In terms of the inputs, we focused on cortical inputs given their known role in mediating motor and habit learning (PMID: 15242609, 16237445, 19198605). Notably, corticostriatal synapses have been shown to be altered across a variety of mouse models with mutations in ASD risk genes and therefore may be a point of convergence for disparate genetic insults (PMID: 31758607). We agree that the striatum receives inputs from a variety of brain regions, notably the thalamus, which we did not explore in this study. This would be an interesting area for future studies.
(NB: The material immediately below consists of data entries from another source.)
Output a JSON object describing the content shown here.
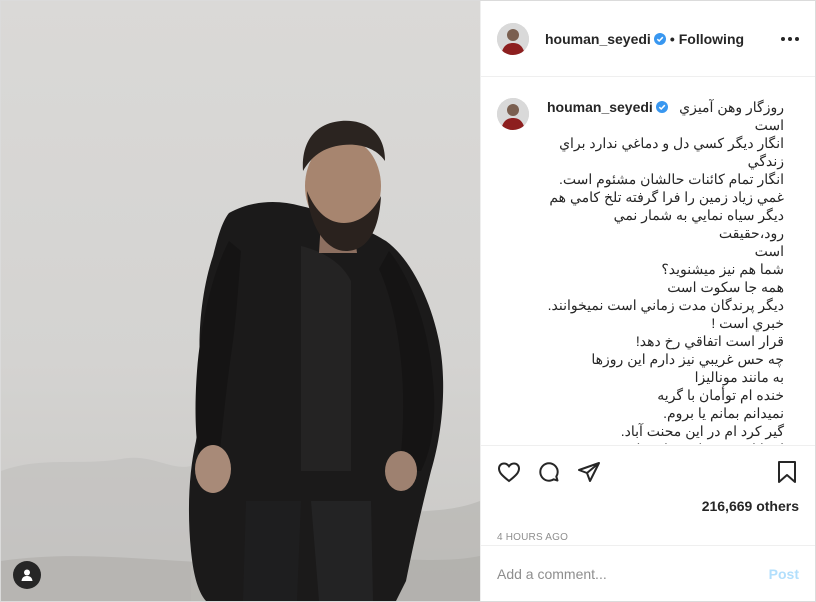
{
  "header": {
    "username": "houman_seyedi",
    "separator": "•",
    "follow_status": "Following"
  },
  "caption": {
    "username": "houman_seyedi",
    "first_line": "روزگار وهن آميزي",
    "lines": [
      "است",
      "انگار ديگر كسي دل و دماغي ندارد براي",
      "زندگي",
      "انگار تمام كائنات حالشان مشئوم است.",
      "غمي زياد زمين را فرا گرفته تلخ كامي هم",
      "ديگر سياه نمايي به شمار نمي رود،حقيقت",
      "است",
      "شما هم نيز ميشنويد؟",
      "همه جا سكوت است",
      "ديگر پرندگان مدت زماني است نميخوانند.",
      "خبري است !",
      "قرار است اتفاقي رخ دهد!",
      "چه حس غريبي نيز دارم اين روزها",
      "به مانند موناليزا",
      "خنده ام توأمان با گريه",
      "نميدانم بمانم يا بروم.",
      "گير كرد ام در اين محنت آباد.",
      "اچرا اين زمستان سياه تمام نميشود!"
    ]
  },
  "actions": {
    "likes": "216,669 others",
    "timestamp": "4 HOURS AGO"
  },
  "comment_box": {
    "placeholder": "Add a comment...",
    "post_label": "Post"
  },
  "icons": {
    "verified": "verified-badge-icon",
    "more": "more-options-icon",
    "like": "heart-icon",
    "comment": "comment-icon",
    "share": "paper-plane-icon",
    "save": "bookmark-icon",
    "user_tag": "user-tag-icon"
  },
  "colors": {
    "verified": "#3897f0",
    "post_disabled": "#b2dffc",
    "muted": "#8e8e8e",
    "text": "#262626"
  }
}
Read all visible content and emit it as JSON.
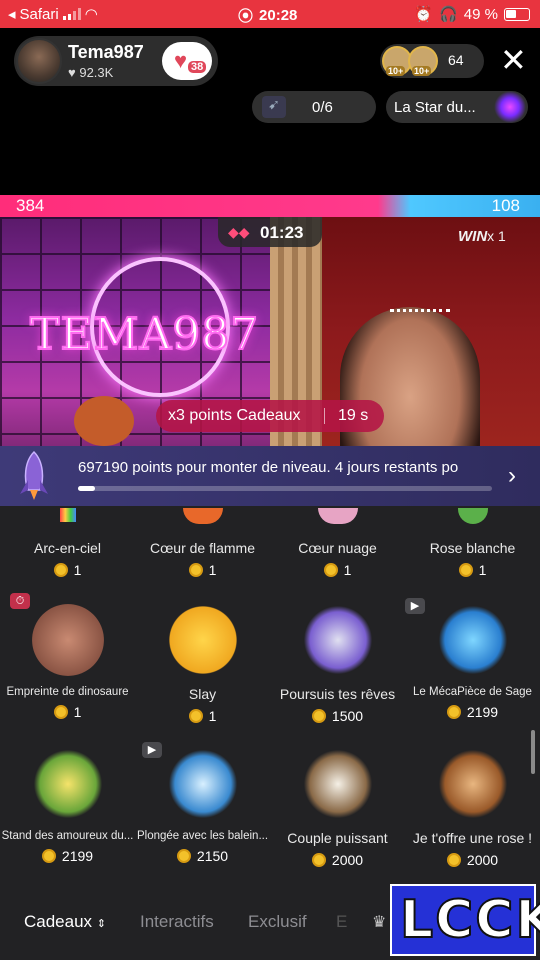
{
  "status_bar": {
    "carrier": "Safari",
    "time": "20:28",
    "battery": "49 %",
    "bg_color": "#e8343f"
  },
  "host": {
    "name": "Tema987",
    "likes": "92.3K",
    "fan_level": "38"
  },
  "viewers": {
    "badges": [
      "10+",
      "10+"
    ],
    "count": "64"
  },
  "goal": {
    "progress": "0/6"
  },
  "star_event": {
    "label": "La Star du..."
  },
  "battle": {
    "left_score": "384",
    "right_score": "108",
    "timer": "01:23",
    "win_label": "WIN",
    "win_count": "x 1",
    "left_share": 0.78
  },
  "overlay": {
    "neon_name": "TEMA987",
    "bonus": "x3 points Cadeaux",
    "bonus_time": "19 s"
  },
  "level_banner": {
    "text": "697190 points pour monter de niveau. 4 jours restants po",
    "progress": 0.04
  },
  "gifts": [
    {
      "name": "Arc-en-ciel",
      "price": "1"
    },
    {
      "name": "Cœur de flamme",
      "price": "1"
    },
    {
      "name": "Cœur nuage",
      "price": "1"
    },
    {
      "name": "Rose blanche",
      "price": "1"
    },
    {
      "name": "Empreinte de dinosaure",
      "price": "1"
    },
    {
      "name": "Slay",
      "price": "1"
    },
    {
      "name": "Poursuis tes rêves",
      "price": "1500"
    },
    {
      "name": "Le MécaPièce de Sage",
      "price": "2199"
    },
    {
      "name": "Stand des amoureux du...",
      "price": "2199"
    },
    {
      "name": "Plongée avec les balein...",
      "price": "2150"
    },
    {
      "name": "Couple puissant",
      "price": "2000"
    },
    {
      "name": "Je t'offre une rose !",
      "price": "2000"
    }
  ],
  "tabs": {
    "gifts": "Cadeaux",
    "interactive": "Interactifs",
    "exclusive": "Exclusif",
    "faded": "E"
  },
  "watermark": {
    "text": "LCCK"
  }
}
Finally, it is difficult to speculate on the root of the varying impacts to excitability that occur across different brain regions and cell types in Cntnap2^-/- mice. Please see above response to Reviewer #3 for some speculation on this point in regard to the potential involvement of Kv1.2 in the excitability changes in various Cntnap2^-/- cell types. To expand upon this, it is known that ASD-associated mutations can have varying impacts on cell function even across similar cell types within a given brain region – we have seen this between dSPNs and iSPNs (this study, PMIDs: 34380034, 39358043), as have other groups studying ASD risk gene mutations in striatum (PMID: 24995986). This differential impact of the same mutation on intrinsic and/or synaptic physiology across cell types has been identified in other brain regions as well (PMID: 22884327, 26601124). Differences in transcriptional programs, protein expression, neuronal morphology, synaptic inputs and plasticity state make up a non-exhaustive set of variables that will impact the physiological function of a neuron, both in terms of the direct but also indirect consequences of an ASD risk gene mutation. To better address this important question, future studies would benefit from a systematic approach to assessing physiological changes in a given ASD mouse model, both across development and across brain regions.